La Terre est dans une période de transformation – 'Onjisay Aki' en langue anishinaabe. L’ainé Courchene nous rappelle que les connaissances et les valeurs ancestrales des peuples autochtones peuvent aider à guider l’humanité vers un mode de vie durable avec la terre.

« Je veux montrer au monde qui nous sommes, ce que nous avons, en particulier les connaissances que nous détenons et avec lesquelles nous avons évolué au cours de plusieurs millénaires », dit Courchene. « En tant que peuples autochtones, nous pouvons apporter une grande contribution en nous aidant tous, en tant qu’êtres humains, à accepter la façon dont nous nous comportons, la façon dont nous traitons la terre. »
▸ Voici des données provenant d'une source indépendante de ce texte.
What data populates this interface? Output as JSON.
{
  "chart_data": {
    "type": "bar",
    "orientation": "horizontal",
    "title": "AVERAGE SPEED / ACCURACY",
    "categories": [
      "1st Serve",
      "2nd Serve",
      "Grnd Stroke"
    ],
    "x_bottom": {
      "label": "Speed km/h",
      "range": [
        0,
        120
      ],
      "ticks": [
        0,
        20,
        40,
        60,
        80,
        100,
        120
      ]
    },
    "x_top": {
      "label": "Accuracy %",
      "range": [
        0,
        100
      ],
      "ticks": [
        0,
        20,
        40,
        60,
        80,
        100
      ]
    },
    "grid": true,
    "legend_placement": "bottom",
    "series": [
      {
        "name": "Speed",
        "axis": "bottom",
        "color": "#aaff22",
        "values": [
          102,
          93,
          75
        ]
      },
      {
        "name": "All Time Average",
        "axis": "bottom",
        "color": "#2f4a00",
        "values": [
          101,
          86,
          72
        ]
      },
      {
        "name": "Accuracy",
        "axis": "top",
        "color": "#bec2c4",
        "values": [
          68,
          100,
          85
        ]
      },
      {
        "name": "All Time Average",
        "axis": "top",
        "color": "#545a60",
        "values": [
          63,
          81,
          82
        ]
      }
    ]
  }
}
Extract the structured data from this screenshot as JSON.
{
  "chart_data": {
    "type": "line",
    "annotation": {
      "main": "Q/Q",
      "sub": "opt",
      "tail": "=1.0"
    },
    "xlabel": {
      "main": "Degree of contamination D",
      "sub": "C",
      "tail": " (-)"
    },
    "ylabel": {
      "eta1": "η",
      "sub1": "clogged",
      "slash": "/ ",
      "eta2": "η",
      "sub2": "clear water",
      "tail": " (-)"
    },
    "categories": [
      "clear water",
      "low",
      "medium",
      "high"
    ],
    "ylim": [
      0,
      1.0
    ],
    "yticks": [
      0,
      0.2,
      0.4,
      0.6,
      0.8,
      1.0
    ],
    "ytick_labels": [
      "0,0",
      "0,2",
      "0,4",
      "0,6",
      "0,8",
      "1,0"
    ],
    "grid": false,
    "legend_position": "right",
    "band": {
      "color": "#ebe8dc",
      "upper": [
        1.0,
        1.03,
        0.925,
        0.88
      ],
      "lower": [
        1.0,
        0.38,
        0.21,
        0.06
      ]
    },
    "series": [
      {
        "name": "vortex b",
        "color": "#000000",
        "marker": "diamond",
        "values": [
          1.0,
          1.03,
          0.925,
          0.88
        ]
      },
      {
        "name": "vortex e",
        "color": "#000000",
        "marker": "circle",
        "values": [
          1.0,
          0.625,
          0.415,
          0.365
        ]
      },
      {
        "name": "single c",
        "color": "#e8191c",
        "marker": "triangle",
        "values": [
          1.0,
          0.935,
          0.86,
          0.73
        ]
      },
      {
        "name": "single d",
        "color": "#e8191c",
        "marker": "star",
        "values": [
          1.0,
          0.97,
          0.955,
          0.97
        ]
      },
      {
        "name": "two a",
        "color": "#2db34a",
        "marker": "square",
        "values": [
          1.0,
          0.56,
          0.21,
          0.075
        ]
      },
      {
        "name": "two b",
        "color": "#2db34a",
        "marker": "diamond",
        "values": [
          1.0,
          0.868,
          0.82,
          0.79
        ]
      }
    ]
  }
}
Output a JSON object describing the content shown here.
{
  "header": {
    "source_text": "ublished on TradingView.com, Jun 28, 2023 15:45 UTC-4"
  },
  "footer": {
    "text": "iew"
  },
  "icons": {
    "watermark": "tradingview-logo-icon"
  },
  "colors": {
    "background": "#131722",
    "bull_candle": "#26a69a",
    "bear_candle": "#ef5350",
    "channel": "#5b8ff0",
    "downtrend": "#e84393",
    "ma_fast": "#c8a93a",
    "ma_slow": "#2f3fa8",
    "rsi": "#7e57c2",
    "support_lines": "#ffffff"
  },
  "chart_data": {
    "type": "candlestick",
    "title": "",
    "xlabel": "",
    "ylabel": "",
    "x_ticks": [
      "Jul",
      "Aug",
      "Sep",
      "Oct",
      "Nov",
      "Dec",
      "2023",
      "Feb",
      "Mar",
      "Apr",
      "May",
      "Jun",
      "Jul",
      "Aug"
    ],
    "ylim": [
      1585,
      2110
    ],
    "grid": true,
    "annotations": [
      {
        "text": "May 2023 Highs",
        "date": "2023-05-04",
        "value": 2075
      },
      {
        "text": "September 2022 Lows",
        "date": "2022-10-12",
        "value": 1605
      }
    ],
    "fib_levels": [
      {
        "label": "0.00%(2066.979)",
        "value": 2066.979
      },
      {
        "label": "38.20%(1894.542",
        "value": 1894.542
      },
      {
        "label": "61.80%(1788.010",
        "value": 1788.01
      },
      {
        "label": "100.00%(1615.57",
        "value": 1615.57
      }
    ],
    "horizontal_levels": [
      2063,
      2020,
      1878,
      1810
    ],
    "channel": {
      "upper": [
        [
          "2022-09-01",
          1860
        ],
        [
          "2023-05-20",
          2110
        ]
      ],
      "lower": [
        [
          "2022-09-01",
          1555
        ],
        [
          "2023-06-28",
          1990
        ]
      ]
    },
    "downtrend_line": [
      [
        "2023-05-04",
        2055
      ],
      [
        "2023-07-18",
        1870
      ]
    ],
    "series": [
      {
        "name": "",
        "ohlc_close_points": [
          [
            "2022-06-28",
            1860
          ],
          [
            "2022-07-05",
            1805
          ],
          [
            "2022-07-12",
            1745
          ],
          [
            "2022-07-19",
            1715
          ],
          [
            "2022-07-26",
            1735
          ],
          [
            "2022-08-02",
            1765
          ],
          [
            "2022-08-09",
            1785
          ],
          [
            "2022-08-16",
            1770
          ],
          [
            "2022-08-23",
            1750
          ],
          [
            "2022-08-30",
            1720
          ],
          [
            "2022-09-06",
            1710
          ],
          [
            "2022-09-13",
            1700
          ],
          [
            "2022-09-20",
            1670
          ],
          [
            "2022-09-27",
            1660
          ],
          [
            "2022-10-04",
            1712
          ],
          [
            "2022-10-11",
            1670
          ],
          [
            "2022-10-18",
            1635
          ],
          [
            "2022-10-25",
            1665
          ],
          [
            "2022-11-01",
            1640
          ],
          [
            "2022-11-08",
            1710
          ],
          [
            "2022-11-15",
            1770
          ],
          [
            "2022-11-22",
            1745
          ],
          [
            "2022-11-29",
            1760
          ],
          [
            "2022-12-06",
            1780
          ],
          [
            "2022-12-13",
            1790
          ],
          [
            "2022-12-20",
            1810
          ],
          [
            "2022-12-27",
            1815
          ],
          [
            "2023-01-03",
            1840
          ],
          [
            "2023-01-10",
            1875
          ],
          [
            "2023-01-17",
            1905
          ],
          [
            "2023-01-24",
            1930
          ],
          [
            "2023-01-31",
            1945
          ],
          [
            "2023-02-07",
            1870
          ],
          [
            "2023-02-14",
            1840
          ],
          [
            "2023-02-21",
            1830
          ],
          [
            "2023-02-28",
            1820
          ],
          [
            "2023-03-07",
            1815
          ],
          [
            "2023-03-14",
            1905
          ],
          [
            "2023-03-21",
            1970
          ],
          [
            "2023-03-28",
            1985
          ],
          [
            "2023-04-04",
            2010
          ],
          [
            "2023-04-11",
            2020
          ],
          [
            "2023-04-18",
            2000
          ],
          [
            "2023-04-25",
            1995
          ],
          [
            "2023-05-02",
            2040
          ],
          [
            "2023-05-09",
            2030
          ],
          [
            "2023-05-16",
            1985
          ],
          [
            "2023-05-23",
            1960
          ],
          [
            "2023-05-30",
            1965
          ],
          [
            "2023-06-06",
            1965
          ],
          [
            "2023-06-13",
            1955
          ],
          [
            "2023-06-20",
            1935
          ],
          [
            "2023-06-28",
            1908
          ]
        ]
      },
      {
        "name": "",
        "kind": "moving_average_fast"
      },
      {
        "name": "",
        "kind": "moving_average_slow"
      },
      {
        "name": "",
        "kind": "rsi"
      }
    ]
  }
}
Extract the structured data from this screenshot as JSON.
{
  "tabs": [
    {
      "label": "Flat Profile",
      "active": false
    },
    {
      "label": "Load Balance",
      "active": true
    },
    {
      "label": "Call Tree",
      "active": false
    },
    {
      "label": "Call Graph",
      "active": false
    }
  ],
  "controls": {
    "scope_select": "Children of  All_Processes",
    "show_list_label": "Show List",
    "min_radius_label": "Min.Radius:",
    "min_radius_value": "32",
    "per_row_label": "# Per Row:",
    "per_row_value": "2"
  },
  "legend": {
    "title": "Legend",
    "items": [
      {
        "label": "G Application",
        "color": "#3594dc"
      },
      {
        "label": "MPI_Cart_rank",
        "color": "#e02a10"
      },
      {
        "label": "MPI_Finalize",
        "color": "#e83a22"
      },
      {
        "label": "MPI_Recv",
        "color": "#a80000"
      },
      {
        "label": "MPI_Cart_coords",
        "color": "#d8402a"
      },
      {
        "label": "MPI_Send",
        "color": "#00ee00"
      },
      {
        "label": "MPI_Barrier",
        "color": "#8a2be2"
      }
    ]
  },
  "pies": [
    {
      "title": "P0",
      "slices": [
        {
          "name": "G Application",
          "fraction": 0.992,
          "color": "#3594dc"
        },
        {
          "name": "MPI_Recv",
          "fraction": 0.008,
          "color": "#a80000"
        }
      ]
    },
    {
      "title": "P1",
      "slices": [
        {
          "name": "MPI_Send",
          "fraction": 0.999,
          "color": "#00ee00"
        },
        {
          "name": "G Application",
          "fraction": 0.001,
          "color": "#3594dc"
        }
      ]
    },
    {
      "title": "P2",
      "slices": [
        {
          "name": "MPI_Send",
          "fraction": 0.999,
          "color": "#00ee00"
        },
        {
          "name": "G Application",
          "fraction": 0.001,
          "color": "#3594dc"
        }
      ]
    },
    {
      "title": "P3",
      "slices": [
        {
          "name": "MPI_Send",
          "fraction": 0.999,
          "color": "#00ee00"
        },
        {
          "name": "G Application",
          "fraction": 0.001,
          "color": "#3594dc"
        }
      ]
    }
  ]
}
Grâce au leadership de Couchene, Turtle Lodge a accueilli en juin 2017 le Sommet international Onjisay Aki sur le climat pour mettre les connaissances, les traditions et les valeurs autochtones au premier plan dans une conversation interculturelle sur les changements climatiques. Les gardiens du savoir de 14 nations se sont réunis avec d’autres dirigeants éminents des mouvements environnementaux et sociaux du monde entier pour quatre jours de cérémonie et de discussion.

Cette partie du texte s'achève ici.